Not New, And Not Isolated

None of this is a recent invention. As far back as 2002, a European Commission-backed study of football fan websites across Italy, Spain, Germany, Austria, the UK and Switzerland found that one in ten contained explicit racist, xenophobic or anti-Semitic content – evidence that organized racism inside football’s fan culture predates modern social media entirely. Reports from the 2018-19 European season documented a 32 percent year-on-year rise in discrimination cases, and incidents involving England’s Raheem Sterling and the England-Bulgaria qualifier drew international attention at the time.

Rights bodies have also documented that these tensions extend beyond the pitch, particularly in South America. In its most recent review of Argentina in 2023, the UN Committee on the Elimination of Racial Discrimination raised concern over police violence disproportionately affecting Afro-descendant and Indigenous communities, citing the 2021 police killing of 17-year-old Lucas González. In March 2026, Argentina was one of only three nations – alongside the United States and Israel – to vote against a 123-nation UN resolution declaring the transatlantic slave trade “the gravest crime against humanity.”

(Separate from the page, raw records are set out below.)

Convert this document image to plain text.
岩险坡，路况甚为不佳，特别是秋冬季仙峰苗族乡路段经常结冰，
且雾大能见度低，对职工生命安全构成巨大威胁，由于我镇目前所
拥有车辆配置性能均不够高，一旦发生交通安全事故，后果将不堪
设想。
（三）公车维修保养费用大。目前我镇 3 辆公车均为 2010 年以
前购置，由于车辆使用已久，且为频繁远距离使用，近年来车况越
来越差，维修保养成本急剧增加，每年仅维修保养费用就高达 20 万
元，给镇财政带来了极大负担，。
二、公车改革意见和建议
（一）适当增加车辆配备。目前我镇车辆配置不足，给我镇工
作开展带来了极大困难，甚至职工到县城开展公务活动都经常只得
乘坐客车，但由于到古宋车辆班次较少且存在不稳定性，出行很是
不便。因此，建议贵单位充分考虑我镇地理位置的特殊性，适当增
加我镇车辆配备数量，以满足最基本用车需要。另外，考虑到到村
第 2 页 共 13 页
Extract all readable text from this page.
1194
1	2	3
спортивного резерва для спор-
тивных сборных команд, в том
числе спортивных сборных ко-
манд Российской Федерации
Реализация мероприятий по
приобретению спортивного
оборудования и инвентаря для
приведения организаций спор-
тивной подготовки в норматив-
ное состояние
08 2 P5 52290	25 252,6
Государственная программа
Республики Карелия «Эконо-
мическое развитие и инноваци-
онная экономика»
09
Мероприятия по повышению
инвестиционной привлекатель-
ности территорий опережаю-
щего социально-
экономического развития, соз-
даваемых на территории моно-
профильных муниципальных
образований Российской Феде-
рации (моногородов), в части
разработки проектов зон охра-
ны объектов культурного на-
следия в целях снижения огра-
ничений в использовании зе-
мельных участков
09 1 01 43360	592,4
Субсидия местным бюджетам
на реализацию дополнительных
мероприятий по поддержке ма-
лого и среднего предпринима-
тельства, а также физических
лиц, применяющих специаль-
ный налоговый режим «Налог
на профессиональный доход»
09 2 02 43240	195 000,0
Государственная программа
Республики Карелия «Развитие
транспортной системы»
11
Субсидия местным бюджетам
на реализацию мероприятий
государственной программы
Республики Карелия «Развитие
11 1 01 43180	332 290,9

None of that proves any single incident at this World Cup was motivated by those broader patterns. But two decades of documentation, a rulebook invoked once in seventeen years, and a fresh incident every few months make one thing hard to avoid: the players filling this tournament’s highlight reels are the same ones filing the complaints, and football’s institutions have had every tool they needed to stop it long before this World Cup began.